How to lower your landed cost so you can grow
As your business grows, even small differences in landed costs matter a lot.
1.1% is the difference in profit margins may not seem like much when you're just starting out, but as your business grows, that small percentage could mean a difference in profit of five, six, or seven figures.
This may seem obvious, but even a small mistake can have big effects. For example, let's say you forget to include the $10/unit insurance fees in your landed cost calculation for a product and the total cost you get is $55.
If you sell the product for $65 and expect a $10 profit, you won't make any money because you miscalculated. That's why it's important to use the right formula and include all fees.
Growing quickly is scary. There's a lot more that you need to do. When demand goes up, there are more orders to fill in less time, but if the orders aren't filled on time, customers could be upset. Demands for support also go up, and your competition gets tougher.
But growth can be overwhelming, so you have to be smart about how you spend your money. If you hire too many new people or dramatically grow your fulfillment network, it might not be possible to keep going.
When getting ready to grow, keep a close eye on your landed costs and move quickly if they go up.
For example, your landed cost could go up if your handling and storage costs go up a lot. In this case, you might want to think about ways to save money, like finding a logistics partner with more stable prices.
Optimize your supply chain
Your landed costs are directly affected by how well your supply chain works. If a chain isn't set up in the best way, it could lose money at different points. For example, if you don't manage your warehouse and inventory well, you might spend more on storage and handling costs.
In the same way, if your packing process isn't optimized, you might have to pay more for shipping because your packages are the wrong size.
Review your relationships with suppliers and 3PLs to keep costs under control
If your consumer goods brand grows quickly, you might have thought about working with a third-party logistics (3PL) provider to meet Amazon's fulfillment standards.
Working with a 3PL can help you stay competitive, but it also makes you more dependent on people outside your company. That's why it's even more important to build strong relationships.

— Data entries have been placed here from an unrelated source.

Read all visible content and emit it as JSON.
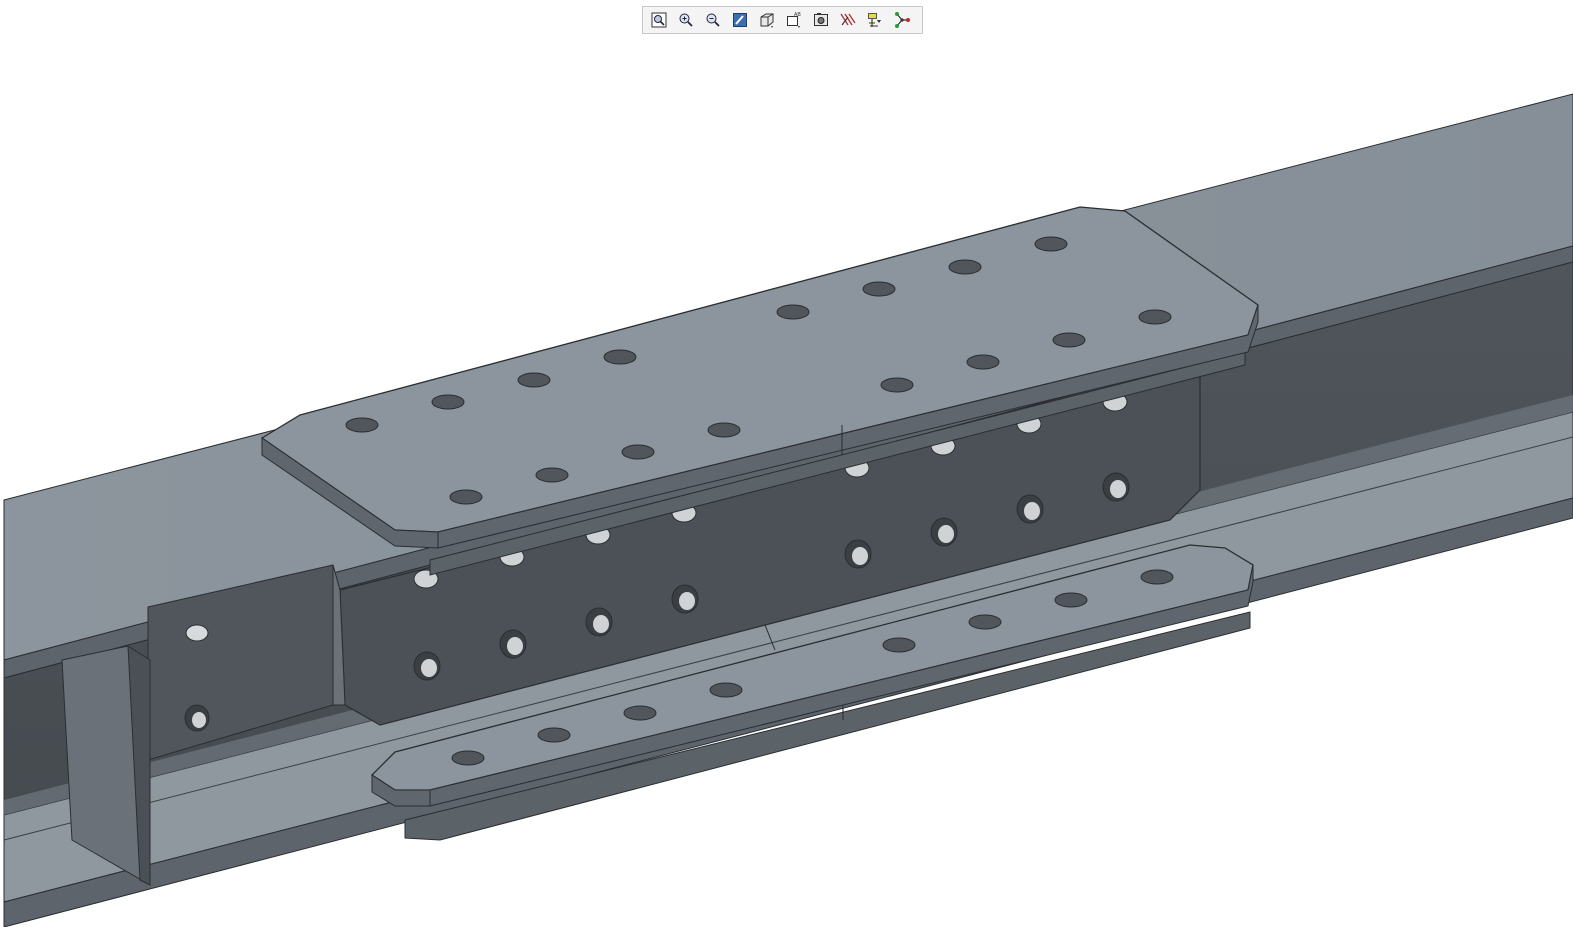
{
  "app": {
    "view": "3d-model-viewport"
  },
  "toolbar": {
    "buttons": [
      {
        "icon": "zoom-fit-icon"
      },
      {
        "icon": "zoom-in-icon"
      },
      {
        "icon": "zoom-out-icon"
      },
      {
        "icon": "repaint-icon"
      },
      {
        "icon": "display-style-icon"
      },
      {
        "icon": "saved-views-icon"
      },
      {
        "icon": "view-manager-icon"
      },
      {
        "icon": "annotation-display-icon"
      },
      {
        "icon": "datum-display-icon"
      },
      {
        "icon": "spin-center-icon"
      }
    ]
  },
  "colors": {
    "background": "#ffffff",
    "steel_light": "#8d969e",
    "steel_mid": "#6b737a",
    "steel_dark": "#4b5056",
    "steel_edge": "#2a2e32",
    "hole": "#3a3f44"
  }
}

When demand is high, like during the holidays, third-party logistics providers can help you scale up your fulfillment operations and keep them running smoothly. They can also help you save money on shipping by spreading out your inventory and negotiating discounts with carriers.
The better your relationship with a 3PL partner, the more you can count on them (have you tried sending your warehouse pizza and brownies?).

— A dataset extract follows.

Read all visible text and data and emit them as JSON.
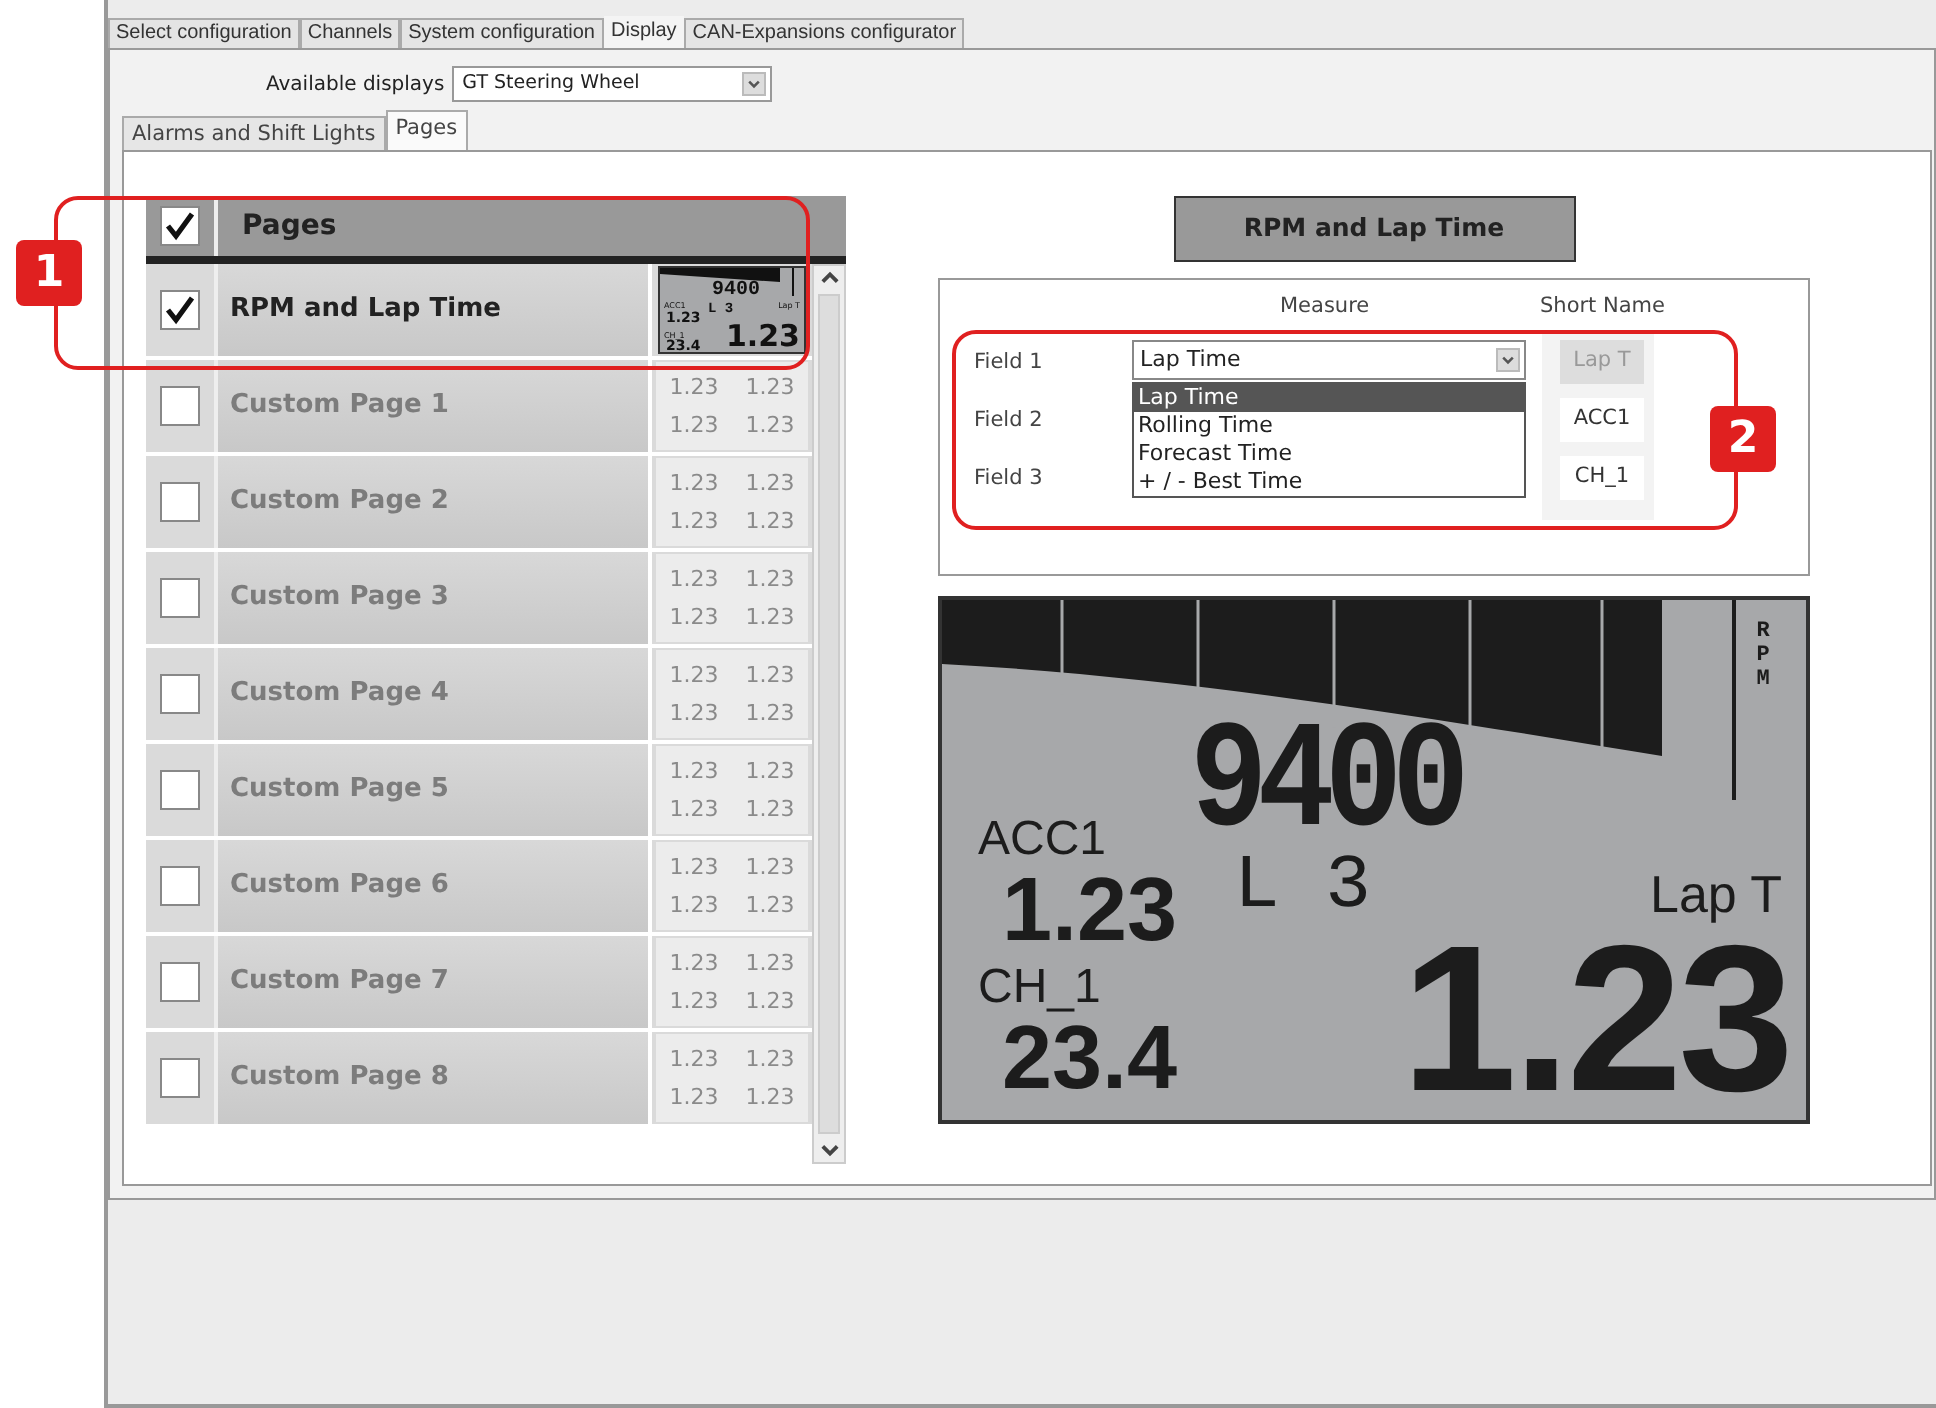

In the same way, having good relationships with suppliers is important to keep the supply chain running smoothly and keep costs down. The COVID-19 pandemic showed how important it is to have good relationships with suppliers. Brands with the best 3PL partnerships got their orders faster and paid less when there were problems in the supply chain.
Calculating landed cost isn't the most exciting part of running a business, but it's very important, especially if you want to grow sustainably. It's also important to have good financial and analytics systems in place so that you can figure out each cost accurately before adding them all up.